I'm trying to log into a webpage using python's request library. It doesn't work and I think the main issue is that I'm forgetting to send some information with the request, but unfortunately I don't know how to figure out what exactly is missing.
Important:
This question is not about how to use python to log in into a webpage (there are already enough other questions that answer this [see here, here, etc.]). I'd like to know how to figure out from a given HTML page what I need to send to pass a login screen.
Example
Regardless of that, I think an example can't hurt.
The login I tried to pass is https://mangadex.org/login. Looking at the HTML I found
<input autofocus="" tabindex="1" type="text" name="login_username" id="login_username" class="form-control" placeholder="Username" required="">
<input tabindex="2" type="password" name="login_password" id="login_password" class="form-control" placeholder="Password" required="">
So my first attempt was:
import requests
url = 'https://mangadex.org/login'
payload = {'login_username' : 'XXXXXX',
'login_password' : 'YYYYYY'}
# Use 'with' to ensure the session context is closed after use.
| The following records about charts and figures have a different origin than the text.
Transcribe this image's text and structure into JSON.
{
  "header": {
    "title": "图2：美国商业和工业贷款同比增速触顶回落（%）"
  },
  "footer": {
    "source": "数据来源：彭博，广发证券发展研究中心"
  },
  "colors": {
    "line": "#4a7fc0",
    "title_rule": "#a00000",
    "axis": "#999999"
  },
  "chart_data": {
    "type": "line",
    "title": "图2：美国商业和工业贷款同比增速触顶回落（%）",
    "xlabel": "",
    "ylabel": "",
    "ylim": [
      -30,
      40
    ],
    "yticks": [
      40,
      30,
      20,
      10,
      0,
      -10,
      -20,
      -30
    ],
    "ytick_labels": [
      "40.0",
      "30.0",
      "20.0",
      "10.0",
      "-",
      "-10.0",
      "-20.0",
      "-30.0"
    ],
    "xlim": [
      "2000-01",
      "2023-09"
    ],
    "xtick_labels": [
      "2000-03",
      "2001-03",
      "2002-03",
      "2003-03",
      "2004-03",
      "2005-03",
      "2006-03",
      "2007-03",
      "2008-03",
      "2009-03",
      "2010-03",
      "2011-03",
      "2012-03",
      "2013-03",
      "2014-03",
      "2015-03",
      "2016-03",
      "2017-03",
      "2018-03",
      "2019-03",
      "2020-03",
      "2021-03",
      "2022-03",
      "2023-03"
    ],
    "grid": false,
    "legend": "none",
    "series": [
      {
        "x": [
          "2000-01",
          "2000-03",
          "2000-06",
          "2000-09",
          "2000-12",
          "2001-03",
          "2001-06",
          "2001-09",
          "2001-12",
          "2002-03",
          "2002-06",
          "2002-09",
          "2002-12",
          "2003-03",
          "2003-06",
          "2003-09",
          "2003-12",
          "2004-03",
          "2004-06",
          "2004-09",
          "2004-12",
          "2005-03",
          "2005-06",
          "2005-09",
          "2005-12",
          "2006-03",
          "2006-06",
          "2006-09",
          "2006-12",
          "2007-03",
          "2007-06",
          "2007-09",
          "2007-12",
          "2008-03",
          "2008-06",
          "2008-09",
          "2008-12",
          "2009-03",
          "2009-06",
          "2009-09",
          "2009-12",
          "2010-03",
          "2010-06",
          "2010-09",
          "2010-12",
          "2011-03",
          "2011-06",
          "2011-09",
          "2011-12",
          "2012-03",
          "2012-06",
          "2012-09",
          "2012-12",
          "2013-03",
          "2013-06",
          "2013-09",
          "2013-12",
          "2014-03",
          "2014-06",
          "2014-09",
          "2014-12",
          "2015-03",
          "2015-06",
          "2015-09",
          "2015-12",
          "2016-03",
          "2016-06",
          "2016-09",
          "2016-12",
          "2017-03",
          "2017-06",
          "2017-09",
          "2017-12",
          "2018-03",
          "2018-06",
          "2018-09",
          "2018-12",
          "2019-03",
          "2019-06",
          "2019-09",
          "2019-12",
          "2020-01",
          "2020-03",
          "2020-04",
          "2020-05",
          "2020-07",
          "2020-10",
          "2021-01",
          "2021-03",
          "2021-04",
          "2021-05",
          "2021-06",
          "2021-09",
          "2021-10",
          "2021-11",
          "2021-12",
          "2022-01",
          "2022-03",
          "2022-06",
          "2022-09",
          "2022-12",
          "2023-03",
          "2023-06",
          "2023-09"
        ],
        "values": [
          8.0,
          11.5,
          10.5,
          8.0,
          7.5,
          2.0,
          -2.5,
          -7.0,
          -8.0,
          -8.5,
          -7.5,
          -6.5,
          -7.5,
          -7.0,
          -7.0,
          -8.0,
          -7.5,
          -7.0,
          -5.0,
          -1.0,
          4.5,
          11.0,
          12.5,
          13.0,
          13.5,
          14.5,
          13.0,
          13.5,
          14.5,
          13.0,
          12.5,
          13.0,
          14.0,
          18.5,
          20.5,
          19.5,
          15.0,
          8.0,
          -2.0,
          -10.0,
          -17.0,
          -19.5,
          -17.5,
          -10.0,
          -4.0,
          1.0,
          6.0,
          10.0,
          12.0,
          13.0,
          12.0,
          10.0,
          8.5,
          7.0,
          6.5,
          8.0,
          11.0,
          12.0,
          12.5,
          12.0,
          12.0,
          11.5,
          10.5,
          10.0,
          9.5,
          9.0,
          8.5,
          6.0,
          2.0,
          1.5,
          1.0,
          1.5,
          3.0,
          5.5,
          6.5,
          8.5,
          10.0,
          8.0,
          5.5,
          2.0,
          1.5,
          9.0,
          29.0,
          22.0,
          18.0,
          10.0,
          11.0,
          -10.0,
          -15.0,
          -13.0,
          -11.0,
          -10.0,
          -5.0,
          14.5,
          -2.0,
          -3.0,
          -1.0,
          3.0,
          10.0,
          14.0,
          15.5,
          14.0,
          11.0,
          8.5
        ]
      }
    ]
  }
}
with requests.Session() as s:
p = s.post(url, data=payload)
# print the html returned or something more intelligent to see if it's a successful login page.
print p.text
Unfortunately I just get redirected to the login screen. So there seems to be something "hidden" that gets send along the log-in information as suggested here, see step 1.3. The issue is that I don't really know if the above website has something like this (there were some hidden fields, but they don't seem to be involved in the log in process). If not, I really don't understand how I'm supposed to figure out what is missing.
TL;DR:
Given the html code of a webpage, how do I figure out from the html code what information is necessary to be sent to the website to successfully log in?